Zupljanin was born in Maslovare, a village in the Kotor Varos municipality in Bosnia and Herzegovina. As commander of the Bosnian Serb police during the Bosnian war, Zupljanin had operational control over the police forces responsible for the detention camps where thousands of prisoners were held in horrific conditions and many were murdered.

The United States welcomed the news of Zupljanin's arrest. "His arrest is another positive step in ensuring that those responsible for war crimes in the former Yugoslavia are held responsible," U.S. State Department spokesman Gonzalo Gallegos said.

Hague Tribunal spokeswoman Olga Kavran expressed similar views. "We have been informed by the Serbian authorities that Stojan Zupljanin has been arrested," said Olga Kavran, a spokeswoman for the prosecutor's office at the ICTY (the International Criminal Tribunal for the Former Yugoslavia). "The office of the prosecutor welcomes this arrest and the fact that this brings the number of remaining fugitives from four to three."

She said that she did not know the exact date of Zupljanin’s extradition to the Tribunal, but she expected it to be very soon. At the same time, Kavran said that the fact that Zupljanin had been arrested near Belgrade indicated that the Serbian authorities had known his whereabouts, as Brammertz himself asserted recently.

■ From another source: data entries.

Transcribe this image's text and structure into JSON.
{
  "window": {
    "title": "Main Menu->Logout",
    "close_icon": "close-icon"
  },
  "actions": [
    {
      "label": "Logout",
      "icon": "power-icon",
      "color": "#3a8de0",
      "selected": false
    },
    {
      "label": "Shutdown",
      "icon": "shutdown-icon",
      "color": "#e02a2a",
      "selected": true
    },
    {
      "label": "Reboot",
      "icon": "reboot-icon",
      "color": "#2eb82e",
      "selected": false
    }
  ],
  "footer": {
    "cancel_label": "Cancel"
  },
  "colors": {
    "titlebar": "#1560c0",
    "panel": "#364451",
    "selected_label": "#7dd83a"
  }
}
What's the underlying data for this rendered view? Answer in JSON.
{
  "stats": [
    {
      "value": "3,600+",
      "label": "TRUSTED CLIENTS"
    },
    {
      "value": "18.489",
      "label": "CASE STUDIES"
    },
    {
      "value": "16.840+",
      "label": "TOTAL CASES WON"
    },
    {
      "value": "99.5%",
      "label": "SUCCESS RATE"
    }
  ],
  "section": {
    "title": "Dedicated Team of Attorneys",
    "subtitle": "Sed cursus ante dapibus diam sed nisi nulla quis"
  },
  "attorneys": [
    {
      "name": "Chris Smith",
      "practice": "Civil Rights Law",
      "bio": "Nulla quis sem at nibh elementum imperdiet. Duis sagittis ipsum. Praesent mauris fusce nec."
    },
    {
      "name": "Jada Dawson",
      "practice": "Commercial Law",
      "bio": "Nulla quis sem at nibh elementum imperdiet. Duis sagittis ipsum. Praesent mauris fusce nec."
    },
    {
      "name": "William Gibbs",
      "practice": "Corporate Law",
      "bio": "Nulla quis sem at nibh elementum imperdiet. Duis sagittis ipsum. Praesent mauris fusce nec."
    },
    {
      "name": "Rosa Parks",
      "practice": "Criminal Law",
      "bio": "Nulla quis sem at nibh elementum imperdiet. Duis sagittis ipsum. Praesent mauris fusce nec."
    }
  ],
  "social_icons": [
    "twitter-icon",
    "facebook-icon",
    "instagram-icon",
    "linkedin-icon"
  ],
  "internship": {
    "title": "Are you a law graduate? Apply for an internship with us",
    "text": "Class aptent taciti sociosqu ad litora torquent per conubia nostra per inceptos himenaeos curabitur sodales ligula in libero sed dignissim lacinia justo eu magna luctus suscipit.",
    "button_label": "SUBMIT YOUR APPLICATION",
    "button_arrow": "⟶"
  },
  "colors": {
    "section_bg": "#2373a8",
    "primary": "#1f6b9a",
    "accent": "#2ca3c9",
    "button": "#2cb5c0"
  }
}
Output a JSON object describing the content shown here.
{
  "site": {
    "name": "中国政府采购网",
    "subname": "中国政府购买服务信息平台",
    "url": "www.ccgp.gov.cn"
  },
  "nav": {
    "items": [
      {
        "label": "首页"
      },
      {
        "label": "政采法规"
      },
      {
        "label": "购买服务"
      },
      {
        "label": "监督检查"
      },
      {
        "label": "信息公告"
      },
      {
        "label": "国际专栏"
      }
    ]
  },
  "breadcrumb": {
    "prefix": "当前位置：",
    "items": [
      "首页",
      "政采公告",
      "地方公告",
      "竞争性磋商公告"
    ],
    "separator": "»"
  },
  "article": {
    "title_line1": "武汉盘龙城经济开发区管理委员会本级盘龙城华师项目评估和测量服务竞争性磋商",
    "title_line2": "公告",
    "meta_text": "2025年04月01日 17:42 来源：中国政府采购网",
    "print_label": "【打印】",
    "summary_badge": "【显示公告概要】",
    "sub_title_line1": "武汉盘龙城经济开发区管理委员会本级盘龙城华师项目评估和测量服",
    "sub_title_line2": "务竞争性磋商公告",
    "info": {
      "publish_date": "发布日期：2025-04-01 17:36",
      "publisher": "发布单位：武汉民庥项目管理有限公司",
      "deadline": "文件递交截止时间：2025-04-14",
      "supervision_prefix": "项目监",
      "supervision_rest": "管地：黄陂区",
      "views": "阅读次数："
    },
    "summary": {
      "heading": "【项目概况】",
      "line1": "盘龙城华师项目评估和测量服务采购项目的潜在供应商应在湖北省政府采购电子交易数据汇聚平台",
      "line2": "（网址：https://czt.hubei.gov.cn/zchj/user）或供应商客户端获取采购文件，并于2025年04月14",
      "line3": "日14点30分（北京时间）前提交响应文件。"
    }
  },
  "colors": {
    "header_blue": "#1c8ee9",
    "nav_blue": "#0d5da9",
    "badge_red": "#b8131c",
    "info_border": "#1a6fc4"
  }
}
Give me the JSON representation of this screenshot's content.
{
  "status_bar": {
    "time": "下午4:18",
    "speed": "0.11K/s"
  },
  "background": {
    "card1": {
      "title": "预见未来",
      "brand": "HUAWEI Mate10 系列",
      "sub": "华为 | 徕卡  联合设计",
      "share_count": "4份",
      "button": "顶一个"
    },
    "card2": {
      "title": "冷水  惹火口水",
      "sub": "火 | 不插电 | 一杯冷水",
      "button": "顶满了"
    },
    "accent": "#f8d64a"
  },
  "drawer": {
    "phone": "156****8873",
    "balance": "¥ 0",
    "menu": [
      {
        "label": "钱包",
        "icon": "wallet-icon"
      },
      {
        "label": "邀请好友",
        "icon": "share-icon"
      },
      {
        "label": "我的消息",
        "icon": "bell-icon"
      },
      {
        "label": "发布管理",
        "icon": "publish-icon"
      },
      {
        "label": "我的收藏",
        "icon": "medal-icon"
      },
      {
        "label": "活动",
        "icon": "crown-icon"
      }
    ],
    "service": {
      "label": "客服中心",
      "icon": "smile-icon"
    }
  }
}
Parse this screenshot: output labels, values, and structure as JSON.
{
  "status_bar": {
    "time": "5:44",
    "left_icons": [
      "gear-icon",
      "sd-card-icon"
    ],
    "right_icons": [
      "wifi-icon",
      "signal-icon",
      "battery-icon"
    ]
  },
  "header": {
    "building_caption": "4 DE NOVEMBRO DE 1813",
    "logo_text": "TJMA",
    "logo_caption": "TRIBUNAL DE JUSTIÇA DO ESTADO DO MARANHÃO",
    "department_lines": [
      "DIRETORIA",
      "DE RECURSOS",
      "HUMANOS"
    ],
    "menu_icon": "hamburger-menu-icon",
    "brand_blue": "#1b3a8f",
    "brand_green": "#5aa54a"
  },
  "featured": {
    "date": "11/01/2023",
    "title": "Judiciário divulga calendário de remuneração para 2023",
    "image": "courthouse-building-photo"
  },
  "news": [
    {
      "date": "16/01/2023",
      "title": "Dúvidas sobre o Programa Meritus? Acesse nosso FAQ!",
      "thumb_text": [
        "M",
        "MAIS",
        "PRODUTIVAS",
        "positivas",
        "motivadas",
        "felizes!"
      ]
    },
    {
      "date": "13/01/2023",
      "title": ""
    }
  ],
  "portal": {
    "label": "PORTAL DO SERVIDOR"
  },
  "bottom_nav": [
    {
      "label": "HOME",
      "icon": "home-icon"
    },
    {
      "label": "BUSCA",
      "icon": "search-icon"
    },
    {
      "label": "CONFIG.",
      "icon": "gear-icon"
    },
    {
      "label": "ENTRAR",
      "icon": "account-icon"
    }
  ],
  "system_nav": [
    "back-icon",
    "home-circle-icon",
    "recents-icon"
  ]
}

EU Common Foreign and Security Policy Chief Javier Solana said in Brussels that Zupljanin’s arrest was good news.

Solana said that it was not up to him to say whether the arrest could lead to a positive appraisal at the EU Council of Ministers on Serbia’s cooperation with the Hague, but depended rather on Hague Chief Prosecutor Serge Brammertz.

“It’s up to him to give the first reaction, but the news is very good,” Solana said. “The arrest of fugitives and bringing them to justice is good for everyone. It is one of the forms of cooperation Serbia has committed to, so this is good news."

“Zupljanin’s arrest is an important step towards Serbia’s full cooperation with the Hague Tribunal, which is the key to lasting reconciliation in the Balkans,” said EU Enlargement Commissioner Olli Rehn, Slovenian media report.


The remaining fugitives are Radovan Karadzic, Ratko Mladic, and Goran Hadzic, Kavran said. All are wanted by the ICTY for war crimes related to the Balkan wars of the 1990s. A fourth man, Radovan Stankovic, was convicted in Bosnia in November 2006 for crimes against humanity but escaped from a Bosnian Serb prison with the help of Serb prison guards in May 2007, and remains on the run.